No hace falta ser economista para entender que la emisión monetaria en modo turbo no genera mágicamente riqueza, sino una mera sensación de alivio fugaz a la asfixia económica. Por eso el debate que sostiene el kirchnerismo con su fantasmal enemigo neoliberal sobre el efecto inflacionario de la emisión monetaria es una distracción académica inoportuna y falaz. Para peor, el Gobierno se aferra al último reporte de precios del INDEC, que registra una desaceleración inflacionaria, pero ese alivio también es pura teoría estadística para los bolsillos estresados de millones de argentinos que en esta cuarentena se aterran con el aumento de la canasta familiar real y cotidiana.

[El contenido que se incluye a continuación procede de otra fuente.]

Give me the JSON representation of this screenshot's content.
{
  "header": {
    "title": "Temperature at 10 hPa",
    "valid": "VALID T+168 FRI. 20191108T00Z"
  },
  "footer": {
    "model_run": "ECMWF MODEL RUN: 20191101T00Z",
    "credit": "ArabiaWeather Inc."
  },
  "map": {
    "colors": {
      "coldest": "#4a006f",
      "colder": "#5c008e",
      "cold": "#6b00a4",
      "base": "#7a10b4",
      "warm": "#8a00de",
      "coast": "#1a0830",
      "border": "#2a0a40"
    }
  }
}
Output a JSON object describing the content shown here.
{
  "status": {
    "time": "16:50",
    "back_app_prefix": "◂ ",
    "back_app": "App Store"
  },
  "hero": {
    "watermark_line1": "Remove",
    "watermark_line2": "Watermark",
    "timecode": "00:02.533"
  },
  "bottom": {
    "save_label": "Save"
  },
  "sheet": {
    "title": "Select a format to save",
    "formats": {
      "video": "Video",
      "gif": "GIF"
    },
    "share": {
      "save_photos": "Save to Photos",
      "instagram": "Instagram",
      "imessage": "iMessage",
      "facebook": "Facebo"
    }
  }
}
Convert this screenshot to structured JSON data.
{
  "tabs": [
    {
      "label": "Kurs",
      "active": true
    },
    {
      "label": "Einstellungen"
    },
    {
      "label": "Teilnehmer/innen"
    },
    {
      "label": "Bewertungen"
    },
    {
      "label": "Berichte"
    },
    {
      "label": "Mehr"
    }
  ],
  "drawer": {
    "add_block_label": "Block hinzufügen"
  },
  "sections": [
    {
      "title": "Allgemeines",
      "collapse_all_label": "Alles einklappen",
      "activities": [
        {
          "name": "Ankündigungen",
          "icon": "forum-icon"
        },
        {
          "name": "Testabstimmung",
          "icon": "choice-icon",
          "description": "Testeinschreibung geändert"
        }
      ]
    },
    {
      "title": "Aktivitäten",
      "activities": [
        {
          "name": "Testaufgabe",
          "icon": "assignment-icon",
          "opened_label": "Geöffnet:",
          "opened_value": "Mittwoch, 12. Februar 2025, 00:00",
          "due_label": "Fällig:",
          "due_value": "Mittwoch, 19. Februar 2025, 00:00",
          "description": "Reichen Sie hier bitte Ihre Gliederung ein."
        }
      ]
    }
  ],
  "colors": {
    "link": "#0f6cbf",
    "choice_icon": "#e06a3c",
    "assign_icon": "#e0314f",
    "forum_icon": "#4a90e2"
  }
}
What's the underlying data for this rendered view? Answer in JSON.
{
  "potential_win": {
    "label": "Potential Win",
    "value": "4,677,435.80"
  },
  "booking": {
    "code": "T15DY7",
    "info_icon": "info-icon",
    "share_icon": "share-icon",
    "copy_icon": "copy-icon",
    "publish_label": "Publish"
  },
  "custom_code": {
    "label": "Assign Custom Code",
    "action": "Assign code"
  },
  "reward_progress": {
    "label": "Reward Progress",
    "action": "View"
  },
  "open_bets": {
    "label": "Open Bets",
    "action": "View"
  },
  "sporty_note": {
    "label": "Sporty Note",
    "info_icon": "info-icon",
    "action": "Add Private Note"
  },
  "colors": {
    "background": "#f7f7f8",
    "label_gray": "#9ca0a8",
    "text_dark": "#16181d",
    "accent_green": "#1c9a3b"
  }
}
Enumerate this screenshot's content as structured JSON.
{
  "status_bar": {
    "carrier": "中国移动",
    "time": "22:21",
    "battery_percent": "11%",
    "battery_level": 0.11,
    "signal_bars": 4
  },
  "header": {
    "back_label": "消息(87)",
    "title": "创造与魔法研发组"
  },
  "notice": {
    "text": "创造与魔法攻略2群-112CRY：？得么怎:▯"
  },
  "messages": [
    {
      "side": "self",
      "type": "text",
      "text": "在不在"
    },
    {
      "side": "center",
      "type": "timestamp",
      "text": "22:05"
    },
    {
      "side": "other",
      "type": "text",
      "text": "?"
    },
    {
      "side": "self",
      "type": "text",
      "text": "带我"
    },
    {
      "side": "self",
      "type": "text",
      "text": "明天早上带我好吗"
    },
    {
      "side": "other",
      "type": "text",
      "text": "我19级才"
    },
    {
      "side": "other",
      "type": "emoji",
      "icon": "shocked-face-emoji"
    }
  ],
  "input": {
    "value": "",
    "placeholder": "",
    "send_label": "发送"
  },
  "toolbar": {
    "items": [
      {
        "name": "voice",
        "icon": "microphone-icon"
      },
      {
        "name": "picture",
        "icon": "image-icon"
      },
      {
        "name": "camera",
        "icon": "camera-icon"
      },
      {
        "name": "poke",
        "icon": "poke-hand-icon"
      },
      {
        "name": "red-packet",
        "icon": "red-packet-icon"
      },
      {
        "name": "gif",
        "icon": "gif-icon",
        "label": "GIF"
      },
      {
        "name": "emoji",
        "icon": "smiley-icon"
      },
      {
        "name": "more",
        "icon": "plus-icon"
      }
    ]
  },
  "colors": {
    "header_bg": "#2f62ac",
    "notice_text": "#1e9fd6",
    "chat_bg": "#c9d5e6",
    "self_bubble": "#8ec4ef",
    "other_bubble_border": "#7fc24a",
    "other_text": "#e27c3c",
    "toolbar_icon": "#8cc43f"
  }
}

El oficialismo también se agarra de otro argumento, real pero insuficiente, que recuerda el fallido experimento macrista de secar de pesos la plaza para intentar frenar la inflación: no emitir mucho tampoco funcionó, explican los comunicadores nac&pop. Es cierto, pero eso no hace verdadero el método opuesto de darle a la maquinita a lo loco: macrismo y kirchnerismos probaron dos modos de apagar incendios con combustible: uno usó nafta y el otro alcohol en gel. Ambos fallaron.
La prueba de fuego de esa falla es y parece que siempre lo será en la Argentina, el ritmo de suba del dólar verdadero, no el precio amañado por la buena voluntad de las autoridades monetarias. En estas horas, el Gobierno multiplica a los apurones los cerrojos cambiarios, muchos de ellos muy razonables, pero que solo servirán a largo plazo si están integrados a un plan político, social y productivo que por ahora sigue sin aparecer en la era albertista. Lo mismo pasa con otro parche de emergencia ideado por Máximo Kirchner: el impuesto nuevo a la riqueza. Aunque esté inspirado en influyentes críticos de la globalización como el francés Thomas Piketty, y se base en diagnósticos indiscutibles sobre la inequidad y sus consecuencias, un impuesto aislado más en el caos impositivo nacional, creado al voleo en medio de una crisis sanitaria, de deuda, cambiaria y productiva, solo puede introducir más incertidumbre y sensación de sálvese quién pueda. El insumo que cae a niveles de desabastecimiento crónico es la confianza. Y ahí sigue estando la clave para controlar la manía dolarizante de los argentinos.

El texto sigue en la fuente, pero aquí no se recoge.